Opinion
Now
is the time to work on cleaning up elections
November
13, 2006
There
are valuable lessons to be learned from every election.
Whether we learn them, of course, is not always a sure thing.
In fact, if this election season is representative, we haven’t
learned anything since we earned our independence. It must
be amazing and amusing to foreigners how we treat each other.
It must be even more puzzling how we ever get anything
accomplished. The cutthroat politics we engage in, the names
we call each other and the underhanded things we do have to
make even some of us wonder how we can survive in a world of
ever-increasing volatility where there are people always
looking for an opening to destroy us and our way of
life. Just mentally review the political process in South
Carolina.

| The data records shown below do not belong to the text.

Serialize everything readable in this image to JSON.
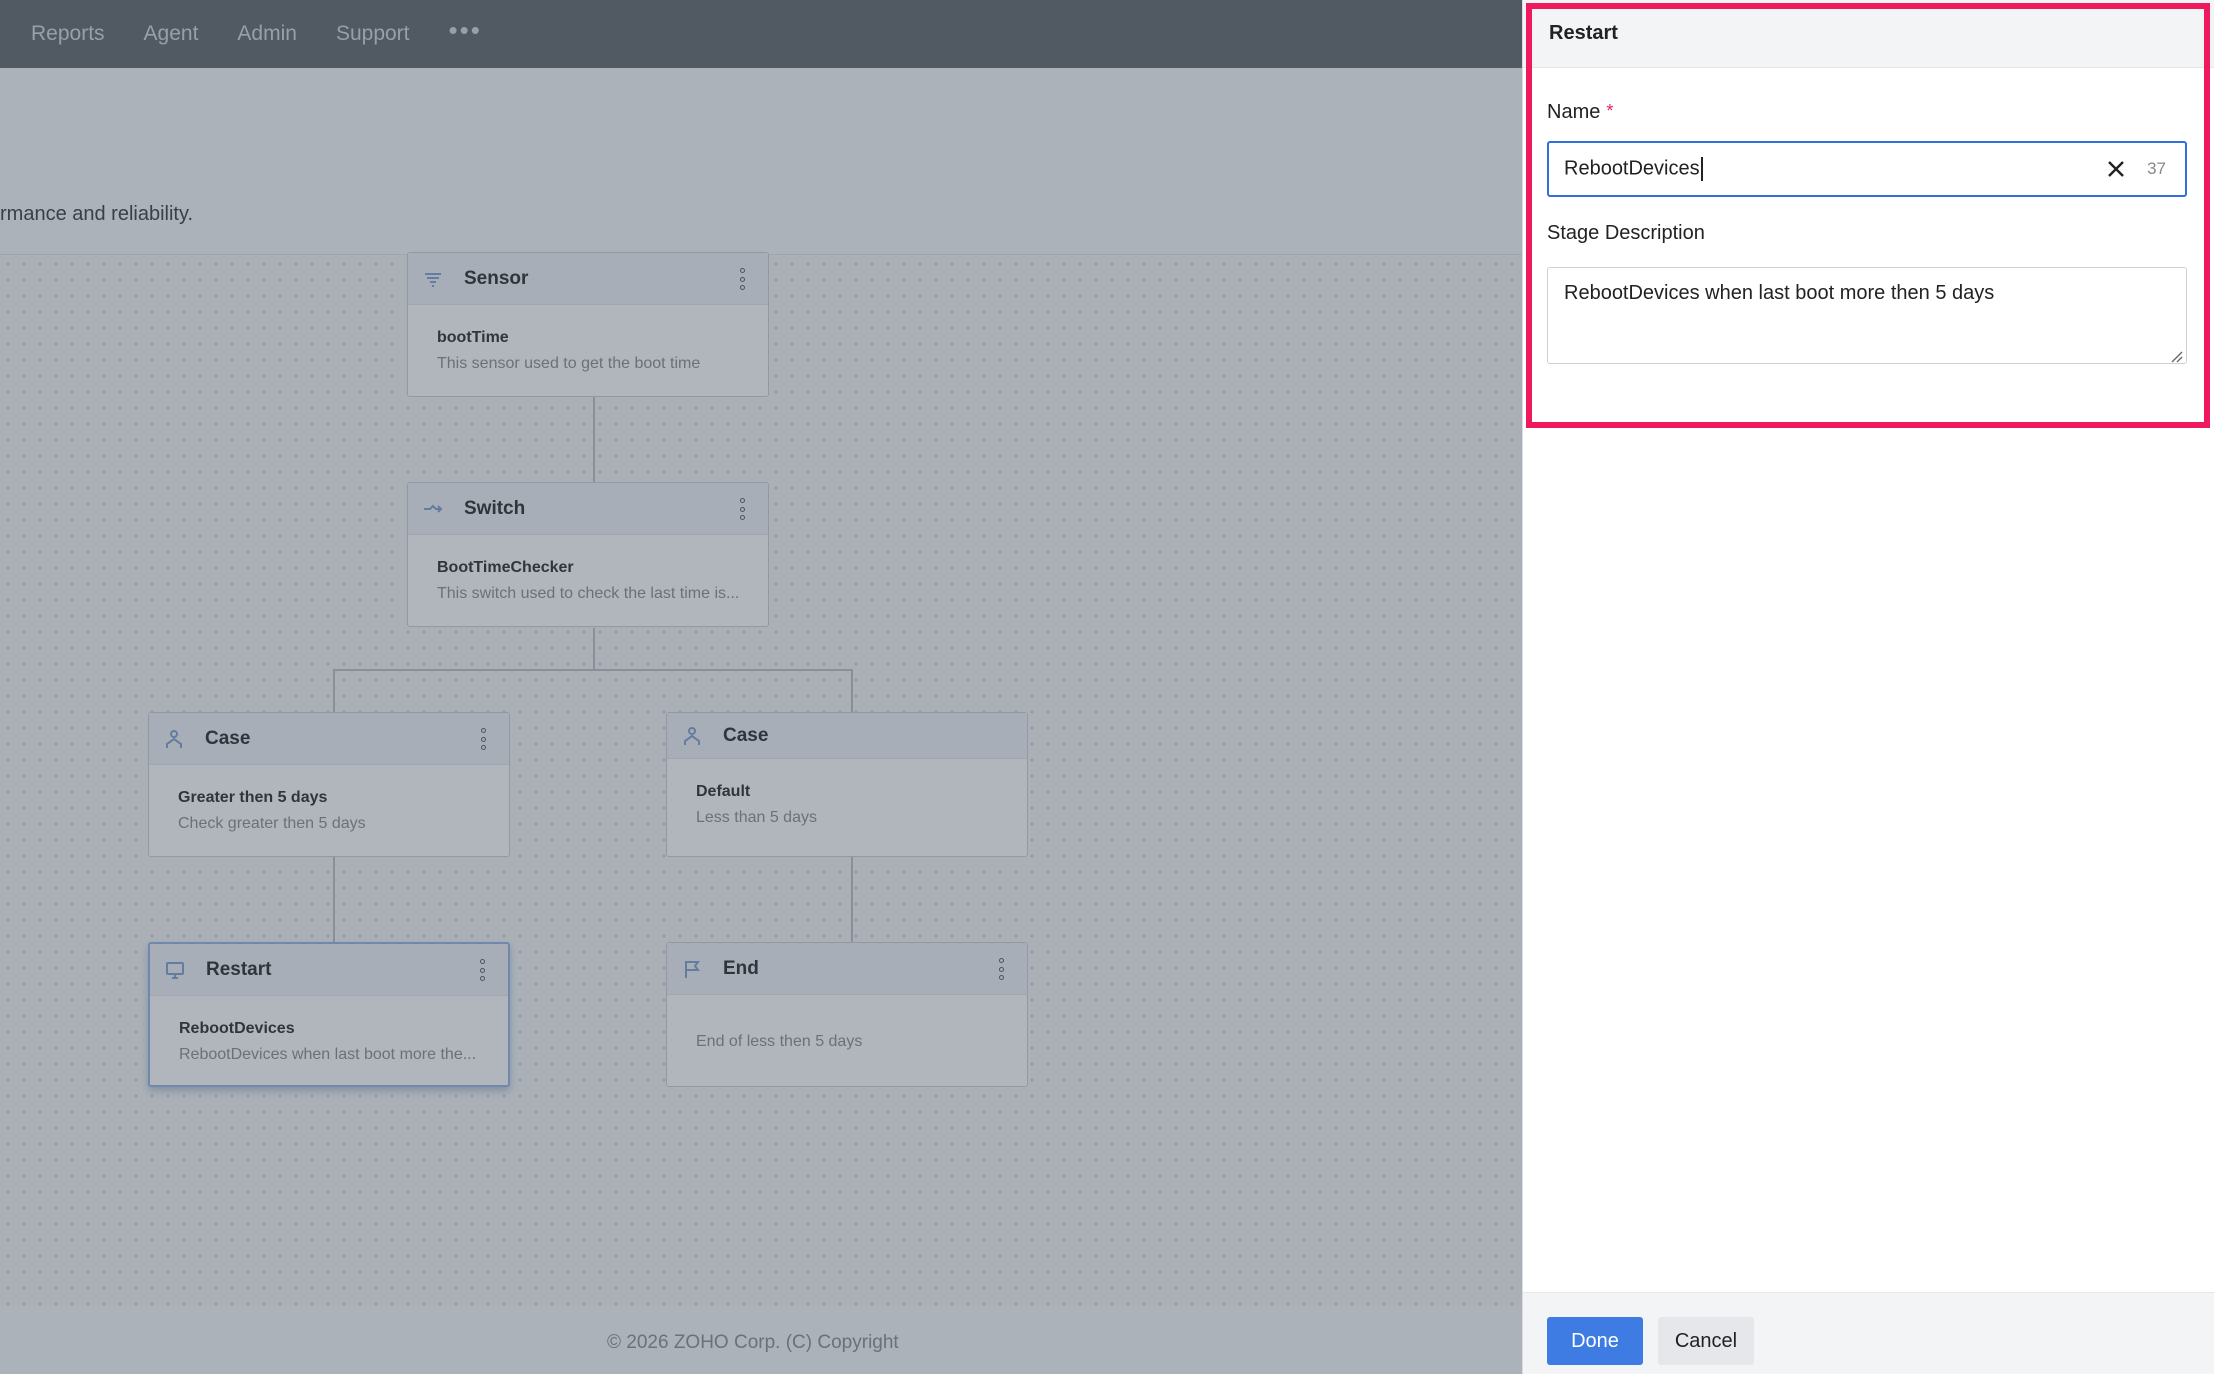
{
  "nav": {
    "items": [
      "Reports",
      "Agent",
      "Admin",
      "Support"
    ],
    "more_label": "•••"
  },
  "page": {
    "description_fragment": "rmance and reliability."
  },
  "workflow": {
    "nodes": [
      {
        "type": "Sensor",
        "name": "bootTime",
        "desc": "This sensor used to get the boot time",
        "icon": "sensor-icon"
      },
      {
        "type": "Switch",
        "name": "BootTimeChecker",
        "desc": "This switch used to check the last time is...",
        "icon": "switch-icon"
      },
      {
        "type": "Case",
        "name": "Greater then 5 days",
        "desc": "Check greater then 5 days",
        "icon": "case-icon"
      },
      {
        "type": "Case",
        "name": "Default",
        "desc": "Less than 5 days",
        "icon": "case-icon"
      },
      {
        "type": "Restart",
        "name": "RebootDevices",
        "desc": "RebootDevices when last boot more the...",
        "icon": "restart-icon"
      },
      {
        "type": "End",
        "name": "",
        "desc": "End of less then 5 days",
        "icon": "flag-icon"
      }
    ]
  },
  "footer": {
    "copyright": "© 2026 ZOHO Corp. (C) Copyright"
  },
  "panel": {
    "title": "Restart",
    "name_label": "Name",
    "required_mark": "*",
    "name_value": "RebootDevices",
    "name_counter": "37",
    "description_label": "Stage Description",
    "description_value": "RebootDevices when last boot more then 5 days",
    "done_label": "Done",
    "cancel_label": "Cancel"
  },
  "colors": {
    "accent": "#3e7be3",
    "highlight": "#ef1a5d",
    "required": "#e0245e"
  }
}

Forget the national bickering and
finger-pointing.
WE JUST FINISHED GETTING
all we needed to tell us that something must be done
to bring a sense of civility back into politicking. At least a
degree of civility must be restored. Sooner or later the
candidates and the people of the state will find themselves
unable to overcome the heat of the battle by simply
attributing it to “it’s just politics.” After a while the
bitterness could easily cease to fade with time and become
ingrained. What then? Let level heads prevail. Now! The
elections are over. There’s no better time for a bipartisan
effort to rid South Carolina politics of the rancor and
pettiness that are working against everything we should be
doing to keep the pursuit of politics an honorable,
respectable, and, yes, gracious part of our way of
life. Petty describes the gutter politics we’ve just
witnessed. So does childish. Dirty fits, too. Nasty? Yes.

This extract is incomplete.